State inspection laws, health laws, and laws for regulating the internal commerce of a State, and those which respect turnpike roads, ferries, &c. are not within the power granted to Congress. [emphases added] Gibbons v. Ogden, 1824.
Congress is not empowered to tax for those purposes which are within the exclusive province of the States. Justice John Marshall, Gibbons v. Ogden, 1824.
Inspection laws, quarantine laws, health laws of every description [emphasis added], as well as laws for regulating the internal commerce of a state and those which respect turnpike roads, ferries, &c., are component parts of this mass. Justice Barbour, New York v. Miln, 1837.
Direct control of medical practice in the states is obviously [emphasis added] beyond the power of Congress. Linder v. United States, 1925.
And regardless that Democrats and RINOs will argue that since the Constitution doesn't say that Congress cannot establish a national healthcare program, it means that they can do it, please consider that the Supreme Court has also addressed that kind of foolish thinking.

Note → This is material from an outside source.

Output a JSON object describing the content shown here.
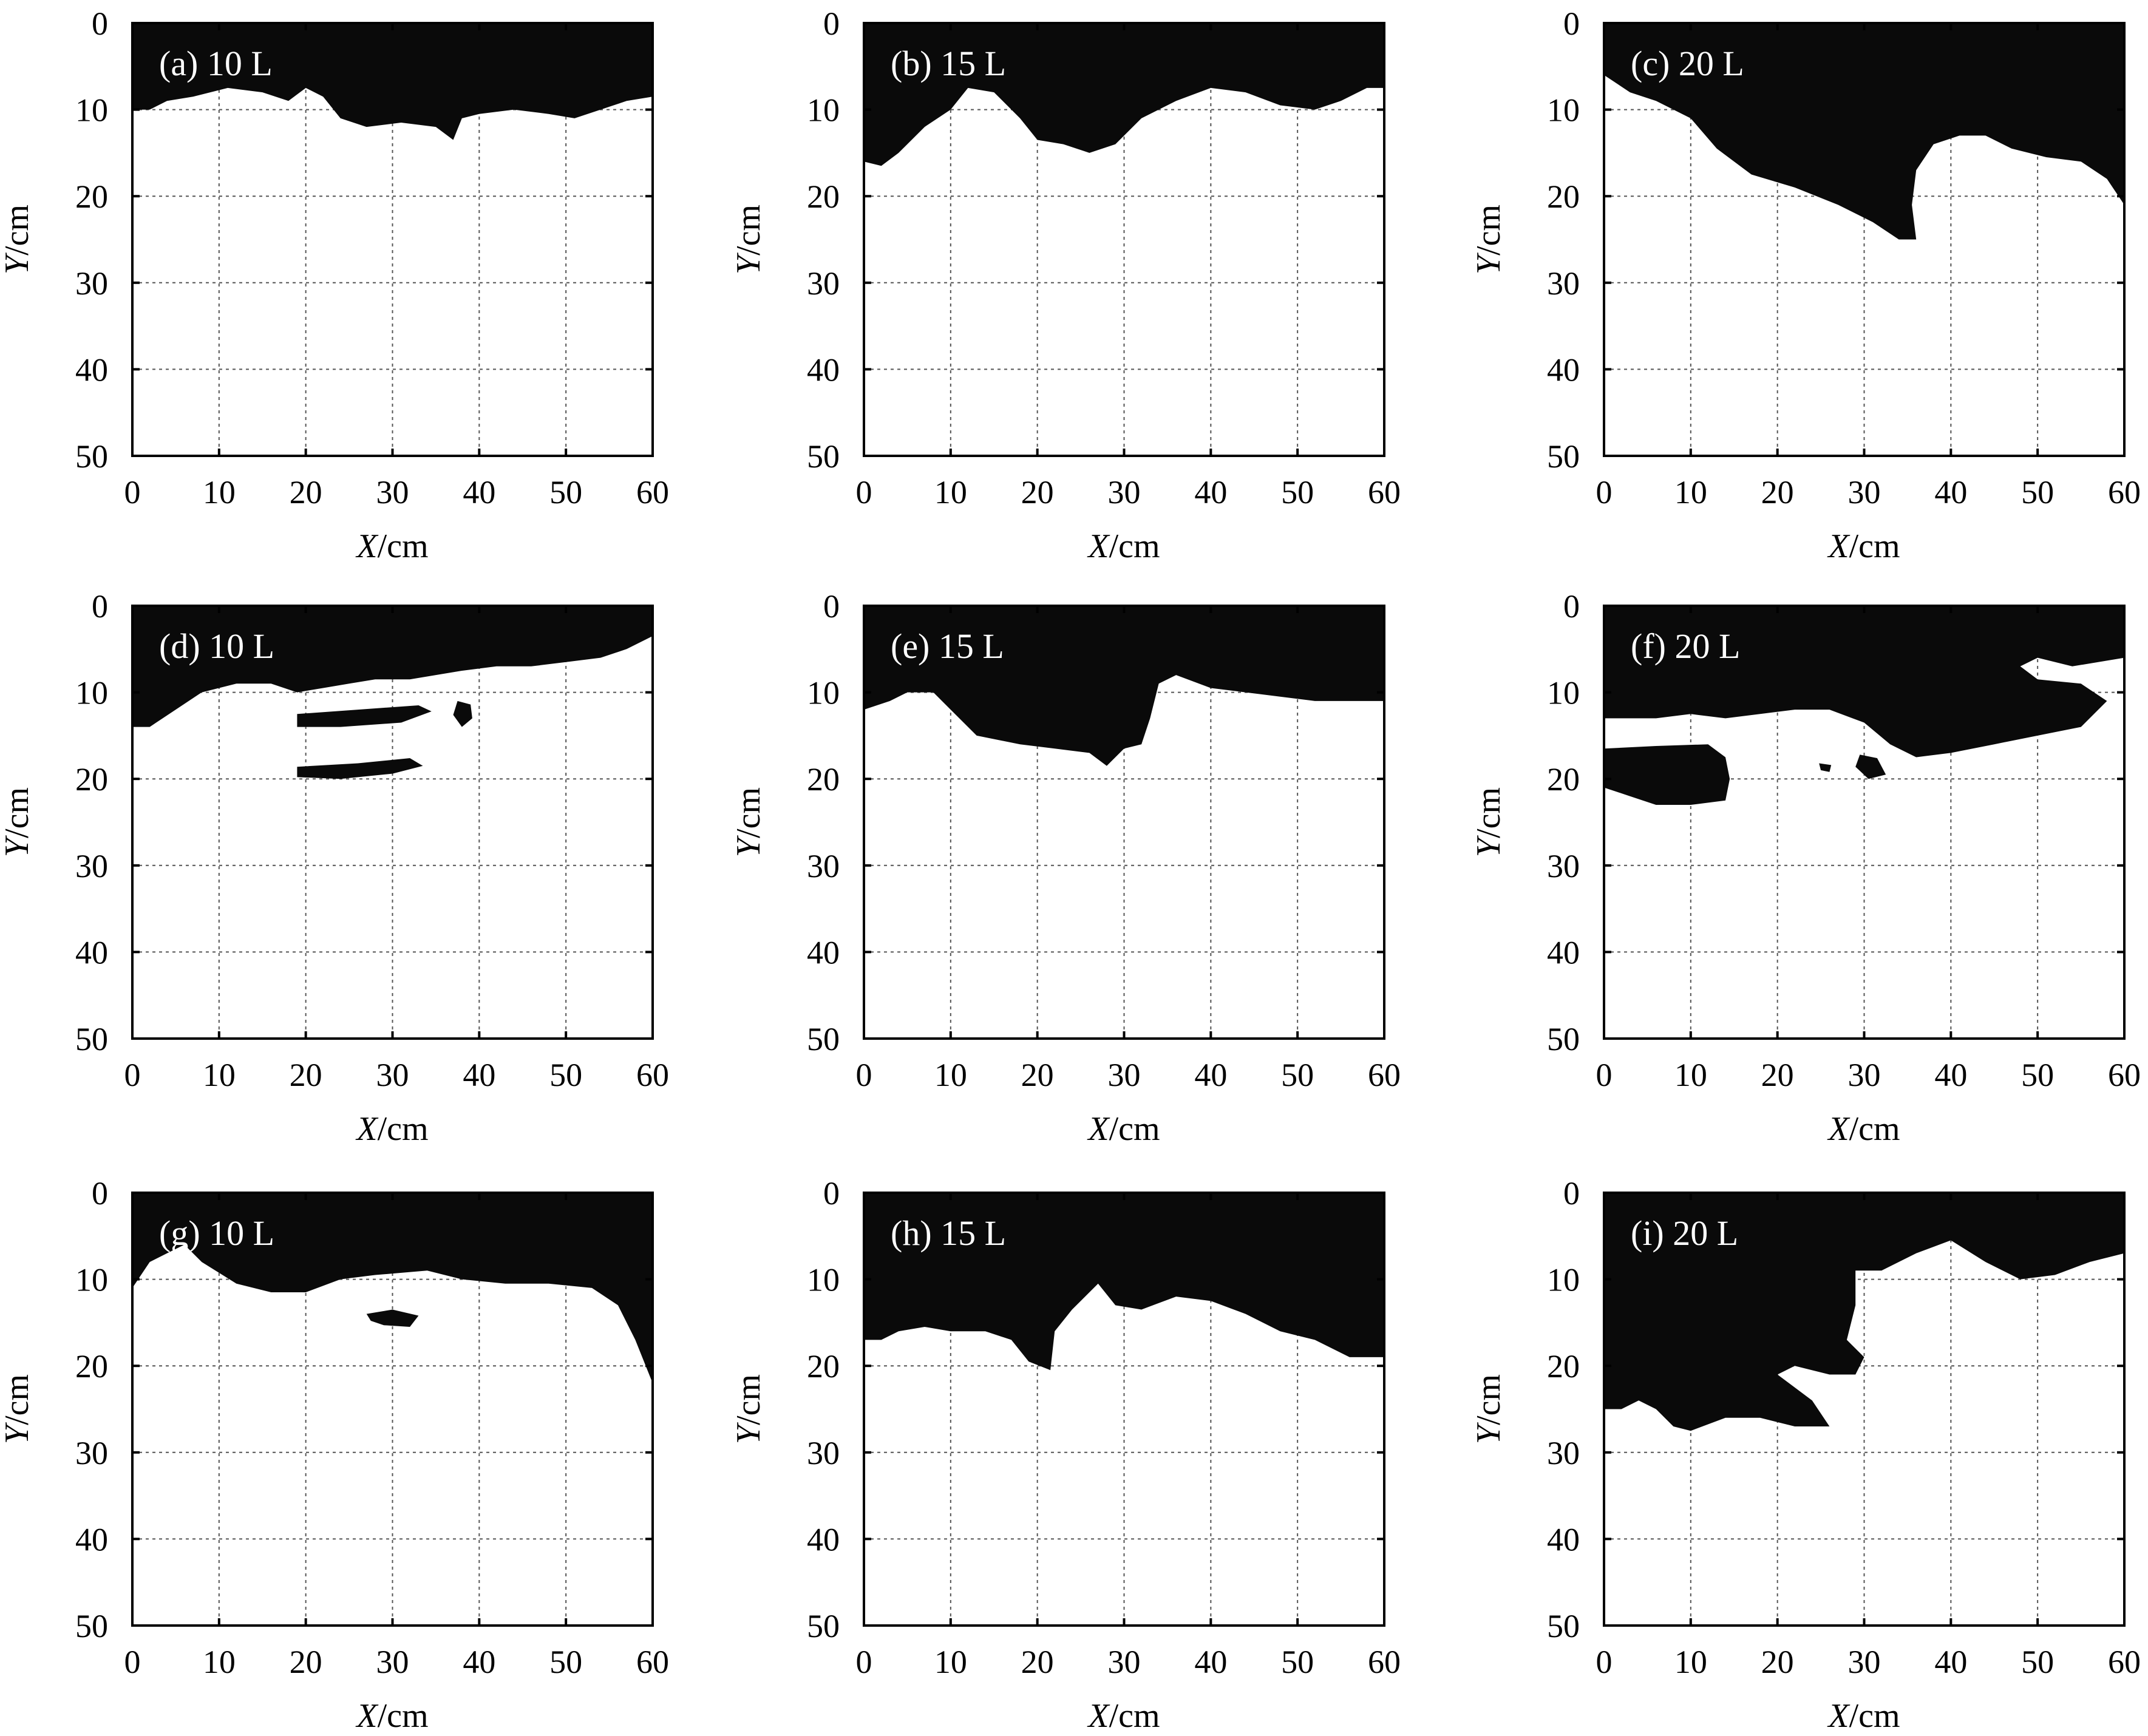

From the accepted doctrine that the United States is a government of delegated powers, it follows that those not expressly granted, or reasonably to be implied from such as are conferred, are reserved to the states, or to the people. To forestall any suggestion to the contrary, the Tenth Amendment was adopted. The same proposition, otherwise stated, is that powers not granted are prohibited [emphasis added]. United States v. Butler, 1936.